Sheraton New Caledonia Deva Spa & Golf Resort features a beachfront location on the west coast of New Caledonia. The 180-room resort has 60 bungalows, an 18-hole golf course, a health club and a spa. There are plenty of ways to get active in the water; diving, snorkelling, sailing, windsurfing, jet skiing, water skiing, wakeboarding and kite surfing are all on offer. For those who prefer dry land, there’s also tennis, squash, cricket, cycling, and horse riding in the mountains.
Enjoy a mountain-top picnic watching the sunset over the Bouraillais after a picturesque walking tour with Gecko Evasion. Guests of the Sheraton New Caledonia Deva Spa and Golf Resort can enjoy a cocktail at the hotel’s Creek Bar while delighting in tapas and the various flavours of homemade rum.
The Exclusiv Golf Deva is Sheraton New Caledonia Deva Spa and Golf Resort very own 18-hole international championship course, which features a 30-box driving range plus a 6,677 metre-long 72 par course.
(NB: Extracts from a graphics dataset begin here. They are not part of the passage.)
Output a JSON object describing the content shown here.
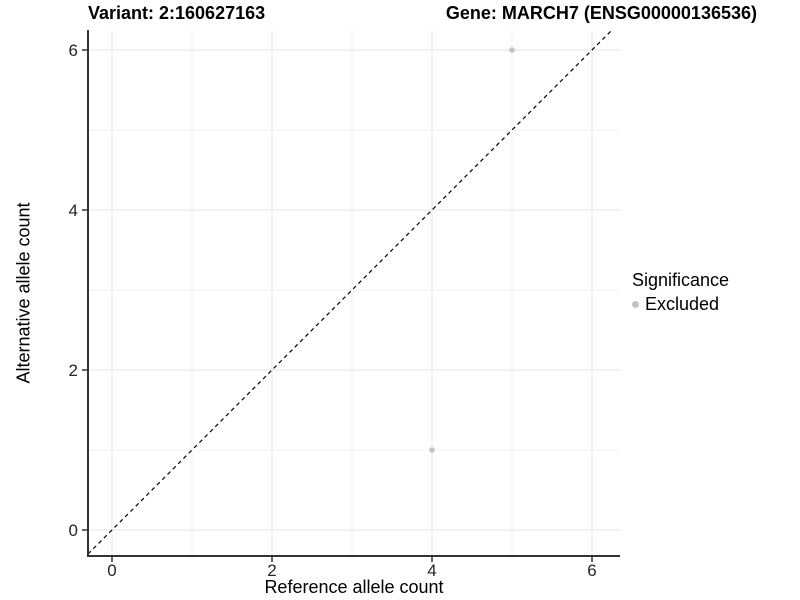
{
  "chart_data": {
    "type": "scatter",
    "titles": {
      "left": "Variant: 2:160627163",
      "right": "Gene: MARCH7 (ENSG00000136536)"
    },
    "xlabel": "Reference allele count",
    "ylabel": "Alternative allele count",
    "xlim": [
      -0.3,
      6.35
    ],
    "ylim": [
      -0.325,
      6.25
    ],
    "x_ticks": {
      "major": [
        0,
        2,
        4,
        6
      ],
      "minor": [
        1,
        3,
        5
      ]
    },
    "y_ticks": {
      "major": [
        0,
        2,
        4,
        6
      ],
      "minor": [
        1,
        3,
        5
      ]
    },
    "grid": true,
    "points": [
      {
        "x": 5,
        "y": 6,
        "series": "Excluded"
      },
      {
        "x": 4,
        "y": 1,
        "series": "Excluded"
      }
    ],
    "point_radius": 2.8,
    "identity_line": {
      "equation": "y = x",
      "style": "dashed",
      "color": "#000000"
    },
    "legend": {
      "title": "Significance",
      "position": "right",
      "entries": [
        {
          "label": "Excluded",
          "color": "#c2c2c2"
        }
      ]
    },
    "colors": {
      "point": "#c2c2c2",
      "major_grid": "#e4e4e4",
      "minor_grid": "#f1f1f1",
      "axis_line": "#333333",
      "tick_text": "#262626"
    }
  }
}
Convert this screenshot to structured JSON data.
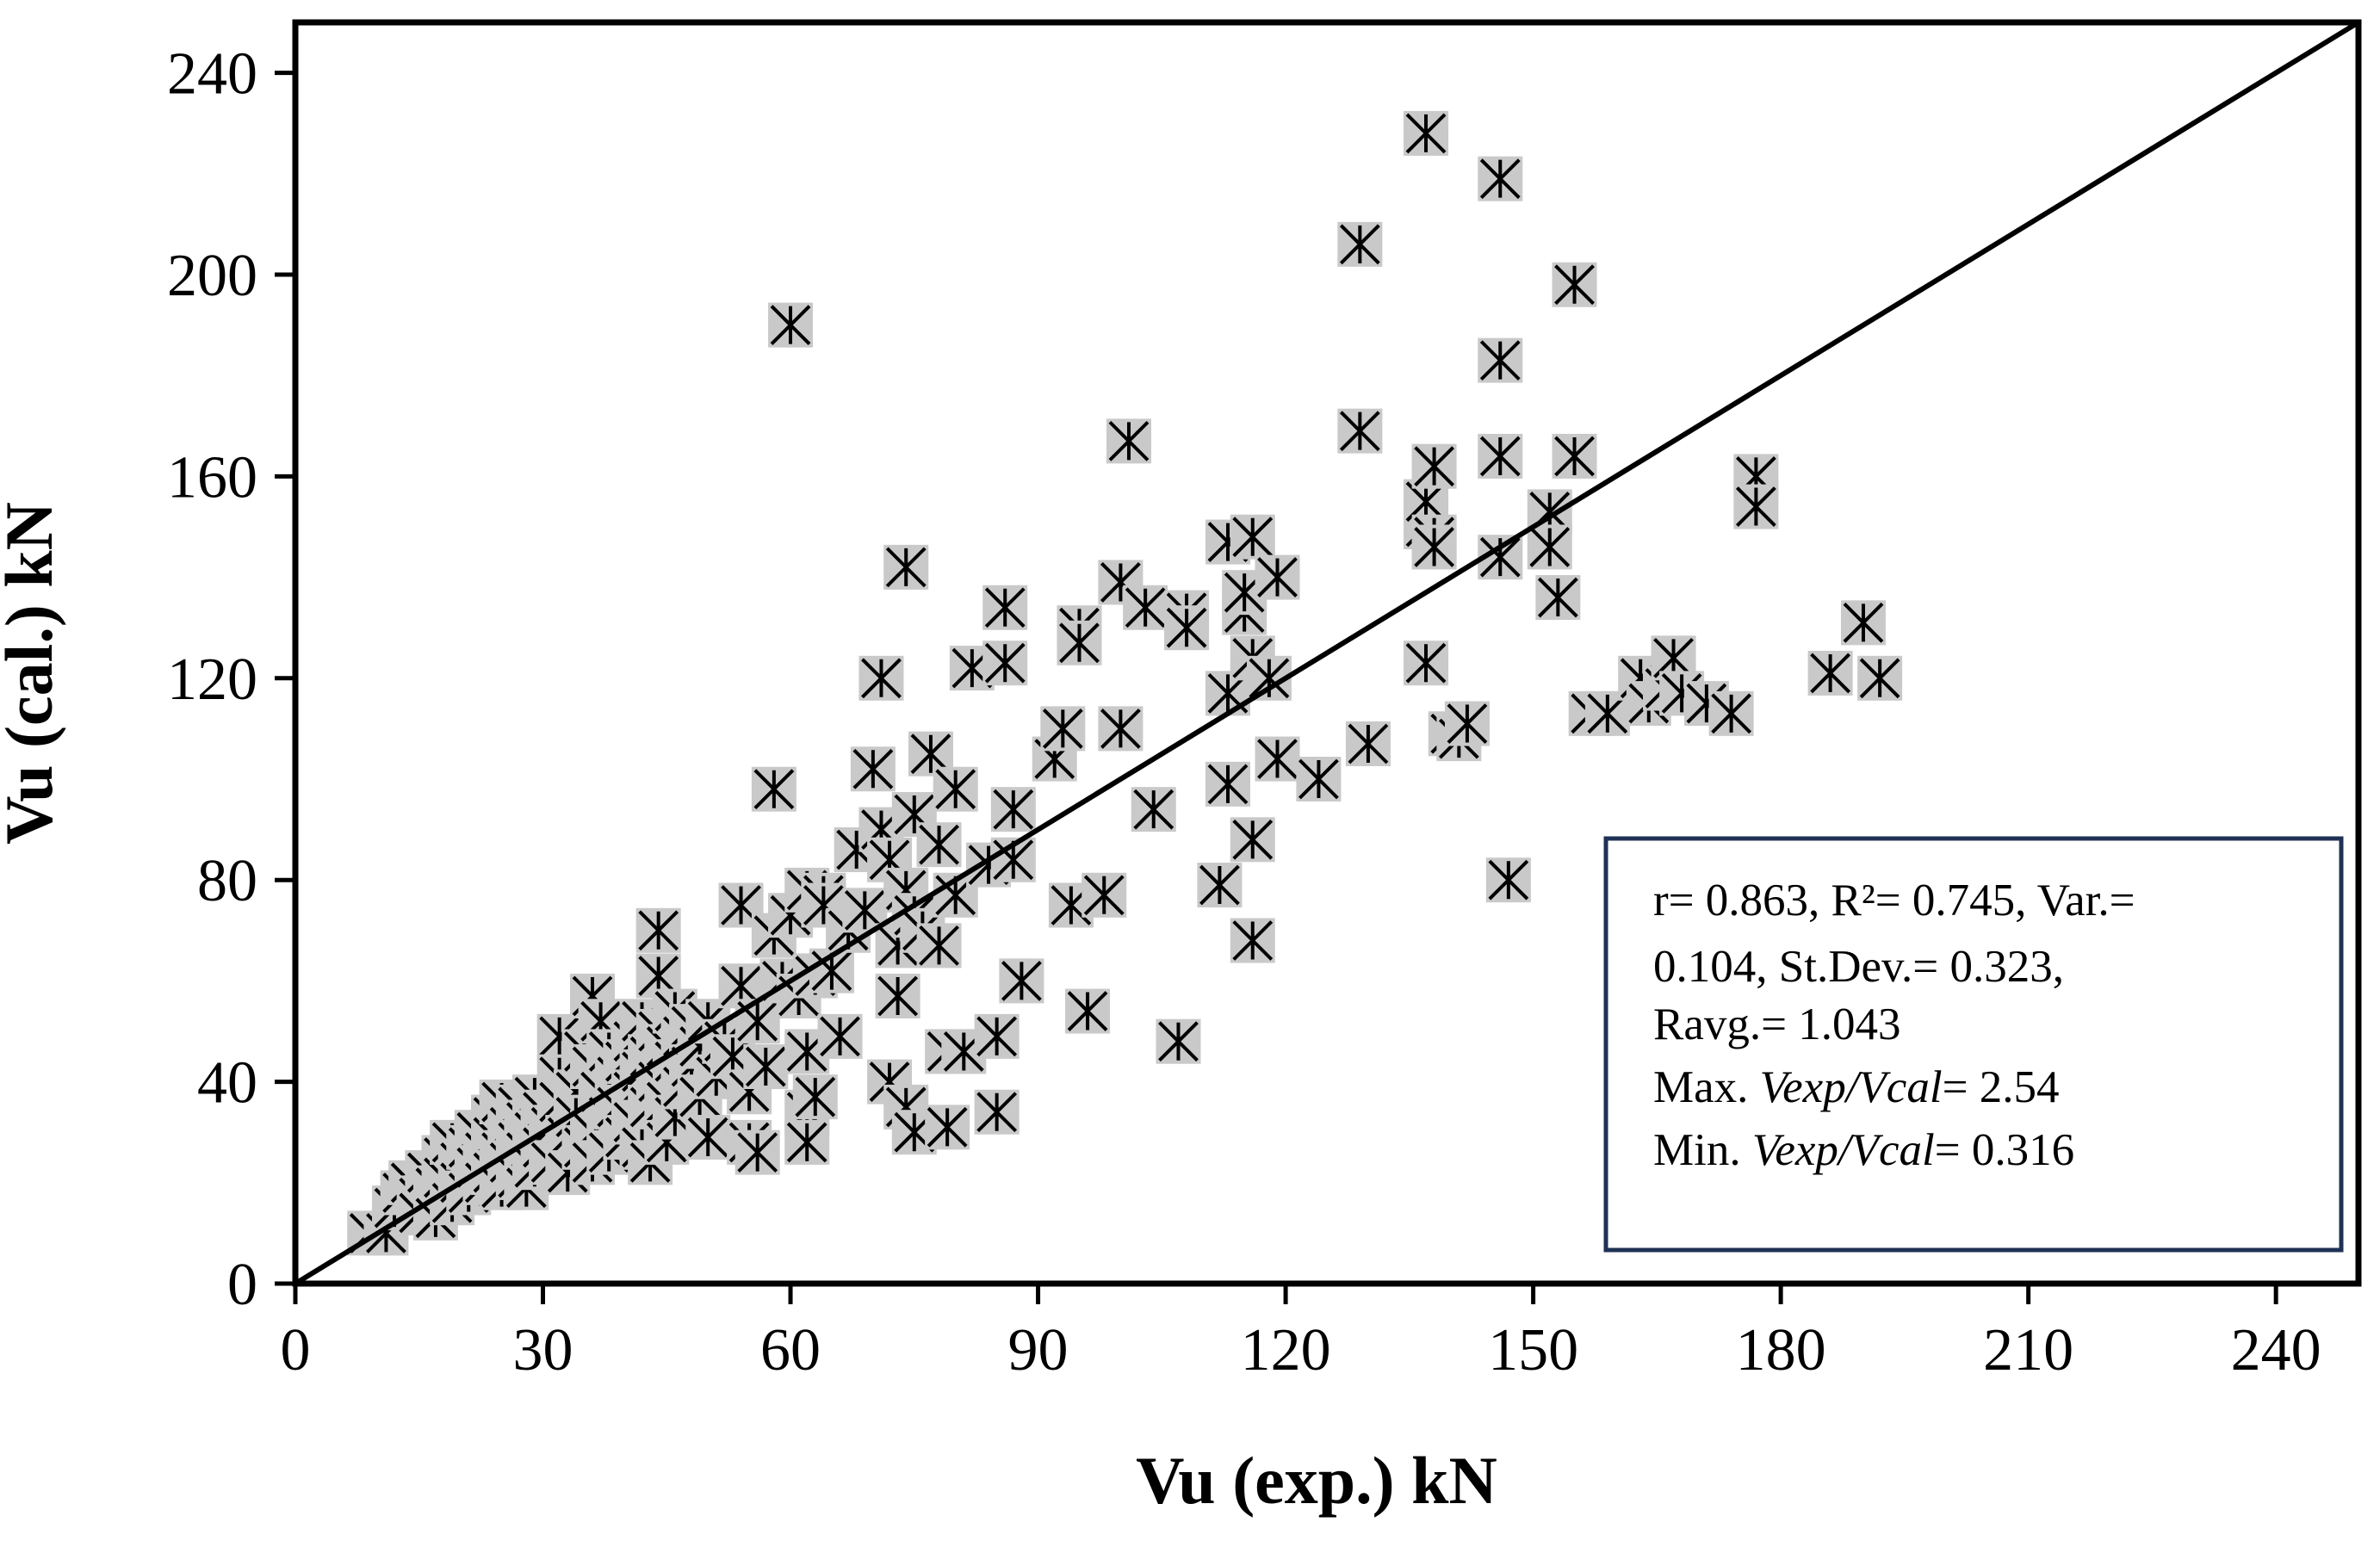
{
  "chart_data": {
    "type": "scatter",
    "xlabel": "Vu (exp.) kN",
    "ylabel": "Vu (cal.) kN",
    "xlim": [
      0,
      250
    ],
    "ylim": [
      0,
      250
    ],
    "x_ticks": [
      "0",
      "30",
      "60",
      "90",
      "120",
      "150",
      "180",
      "210",
      "240"
    ],
    "y_ticks": [
      "0",
      "40",
      "80",
      "120",
      "160",
      "200",
      "240"
    ],
    "grid": false,
    "legend": "none",
    "reference_line": {
      "name": "",
      "x": [
        0,
        250
      ],
      "y": [
        0,
        250
      ]
    },
    "marker": {
      "shape": "asterisk",
      "color": "#000000",
      "background": "#c9c9c9"
    },
    "annotation": {
      "line1": "r= 0.863, R²= 0.745, Var.=",
      "line2": "0.104, St.Dev.= 0.323,",
      "line3": "Ravg.= 1.043",
      "line4_prefix": "Max. ",
      "line4_math": "Vexp/Vcal",
      "line4_suffix": "= 2.54",
      "line5_prefix": "Min. ",
      "line5_math": "Vexp/Vcal",
      "line5_suffix": "= 0.316"
    },
    "series": [
      {
        "name": "",
        "points": [
          [
            9,
            10
          ],
          [
            11,
            10
          ],
          [
            12,
            15
          ],
          [
            13,
            18
          ],
          [
            14,
            20
          ],
          [
            15,
            17
          ],
          [
            15,
            14
          ],
          [
            16,
            22
          ],
          [
            17,
            19
          ],
          [
            17,
            13
          ],
          [
            18,
            25
          ],
          [
            18,
            21
          ],
          [
            19,
            16
          ],
          [
            19,
            28
          ],
          [
            20,
            24
          ],
          [
            20,
            20
          ],
          [
            21,
            27
          ],
          [
            21,
            18
          ],
          [
            22,
            30
          ],
          [
            22,
            23
          ],
          [
            23,
            26
          ],
          [
            23,
            20
          ],
          [
            24,
            33
          ],
          [
            24,
            29
          ],
          [
            24,
            22
          ],
          [
            25,
            36
          ],
          [
            25,
            26
          ],
          [
            25,
            19
          ],
          [
            26,
            31
          ],
          [
            26,
            24
          ],
          [
            27,
            35
          ],
          [
            27,
            28
          ],
          [
            27,
            21
          ],
          [
            28,
            32
          ],
          [
            28,
            26
          ],
          [
            28,
            19
          ],
          [
            29,
            37
          ],
          [
            29,
            30
          ],
          [
            29,
            23
          ],
          [
            30,
            34
          ],
          [
            30,
            27
          ],
          [
            31,
            31
          ],
          [
            31,
            24
          ],
          [
            32,
            49
          ],
          [
            32,
            41
          ],
          [
            32,
            36
          ],
          [
            33,
            29
          ],
          [
            33,
            22
          ],
          [
            34,
            38
          ],
          [
            34,
            33
          ],
          [
            35,
            46
          ],
          [
            35,
            27
          ],
          [
            36,
            57
          ],
          [
            36,
            43
          ],
          [
            36,
            30
          ],
          [
            36,
            24
          ],
          [
            37,
            52
          ],
          [
            37,
            38
          ],
          [
            38,
            46
          ],
          [
            38,
            33
          ],
          [
            38,
            26
          ],
          [
            39,
            41
          ],
          [
            39,
            35
          ],
          [
            40,
            44
          ],
          [
            40,
            29
          ],
          [
            41,
            48
          ],
          [
            41,
            38
          ],
          [
            41,
            32
          ],
          [
            42,
            52
          ],
          [
            42,
            42
          ],
          [
            42,
            27
          ],
          [
            43,
            45
          ],
          [
            43,
            35
          ],
          [
            43,
            24
          ],
          [
            44,
            70
          ],
          [
            44,
            61
          ],
          [
            44,
            50
          ],
          [
            44,
            40
          ],
          [
            45,
            47
          ],
          [
            45,
            36
          ],
          [
            45,
            28
          ],
          [
            46,
            54
          ],
          [
            46,
            44
          ],
          [
            46,
            33
          ],
          [
            47,
            49
          ],
          [
            47,
            39
          ],
          [
            48,
            51
          ],
          [
            48,
            43
          ],
          [
            49,
            47
          ],
          [
            49,
            37
          ],
          [
            50,
            52
          ],
          [
            50,
            29
          ],
          [
            51,
            41
          ],
          [
            52,
            48
          ],
          [
            53,
            45
          ],
          [
            54,
            75
          ],
          [
            54,
            59
          ],
          [
            55,
            38
          ],
          [
            55,
            28
          ],
          [
            56,
            52
          ],
          [
            56,
            26
          ],
          [
            57,
            43
          ],
          [
            58,
            98
          ],
          [
            58,
            69
          ],
          [
            59,
            60
          ],
          [
            60,
            190
          ],
          [
            60,
            73
          ],
          [
            61,
            57
          ],
          [
            62,
            78
          ],
          [
            62,
            46
          ],
          [
            62,
            34
          ],
          [
            62,
            28
          ],
          [
            63,
            61
          ],
          [
            63,
            37
          ],
          [
            64,
            77
          ],
          [
            64,
            75
          ],
          [
            65,
            62
          ],
          [
            66,
            49
          ],
          [
            67,
            70
          ],
          [
            68,
            86
          ],
          [
            69,
            74
          ],
          [
            70,
            102
          ],
          [
            71,
            120
          ],
          [
            71,
            90
          ],
          [
            72,
            84
          ],
          [
            72,
            40
          ],
          [
            73,
            57
          ],
          [
            73,
            67
          ],
          [
            74,
            78
          ],
          [
            74,
            142
          ],
          [
            74,
            35
          ],
          [
            75,
            93
          ],
          [
            75,
            73
          ],
          [
            75,
            30
          ],
          [
            76,
            70
          ],
          [
            77,
            105
          ],
          [
            78,
            87
          ],
          [
            78,
            67
          ],
          [
            79,
            46
          ],
          [
            79,
            31
          ],
          [
            80,
            98
          ],
          [
            80,
            77
          ],
          [
            81,
            46
          ],
          [
            82,
            122
          ],
          [
            84,
            83
          ],
          [
            85,
            49
          ],
          [
            85,
            34
          ],
          [
            86,
            134
          ],
          [
            86,
            123
          ],
          [
            87,
            94
          ],
          [
            87,
            84
          ],
          [
            88,
            60
          ],
          [
            92,
            104
          ],
          [
            93,
            110
          ],
          [
            94,
            75
          ],
          [
            95,
            130
          ],
          [
            95,
            127
          ],
          [
            96,
            54
          ],
          [
            98,
            77
          ],
          [
            100,
            110
          ],
          [
            100,
            139
          ],
          [
            101,
            167
          ],
          [
            103,
            134
          ],
          [
            104,
            94
          ],
          [
            107,
            48
          ],
          [
            108,
            133
          ],
          [
            108,
            130
          ],
          [
            112,
            79
          ],
          [
            113,
            117
          ],
          [
            113,
            99
          ],
          [
            113,
            147
          ],
          [
            115,
            133
          ],
          [
            115,
            137
          ],
          [
            116,
            124
          ],
          [
            116,
            148
          ],
          [
            116,
            88
          ],
          [
            116,
            68
          ],
          [
            118,
            120
          ],
          [
            119,
            140
          ],
          [
            119,
            104
          ],
          [
            124,
            100
          ],
          [
            129,
            206
          ],
          [
            129,
            169
          ],
          [
            130,
            107
          ],
          [
            137,
            228
          ],
          [
            137,
            150
          ],
          [
            137,
            155
          ],
          [
            137,
            123
          ],
          [
            138,
            148
          ],
          [
            138,
            162
          ],
          [
            138,
            146
          ],
          [
            140,
            109
          ],
          [
            141,
            108
          ],
          [
            142,
            111
          ],
          [
            146,
            219
          ],
          [
            146,
            183
          ],
          [
            146,
            164
          ],
          [
            146,
            144
          ],
          [
            147,
            80
          ],
          [
            152,
            153
          ],
          [
            152,
            146
          ],
          [
            153,
            136
          ],
          [
            155,
            198
          ],
          [
            155,
            164
          ],
          [
            157,
            113
          ],
          [
            159,
            113
          ],
          [
            163,
            120
          ],
          [
            164,
            115
          ],
          [
            166,
            118
          ],
          [
            167,
            124
          ],
          [
            168,
            117
          ],
          [
            171,
            115
          ],
          [
            174,
            113
          ],
          [
            177,
            160
          ],
          [
            177,
            154
          ],
          [
            186,
            121
          ],
          [
            190,
            131
          ],
          [
            192,
            120
          ]
        ]
      }
    ]
  }
}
Players have access to multilingual French PGA golf pros, individual and group lessons, family packages for all levels and skills, and multi-duration packages.
Other activities include taking an ultralight flight over the famous Heart of Voh. Guests can also take a helicopter flight over the top of Mount Katépei, enjoying views of the lagoon, reef and surrounding mountain range.
If visiting in August, don’t miss Bourail’s biggest annual event, the Foire de Bourail. This farming and crafts fair features a daredevil rodeo, fair rides, livestock contests and locally made foods.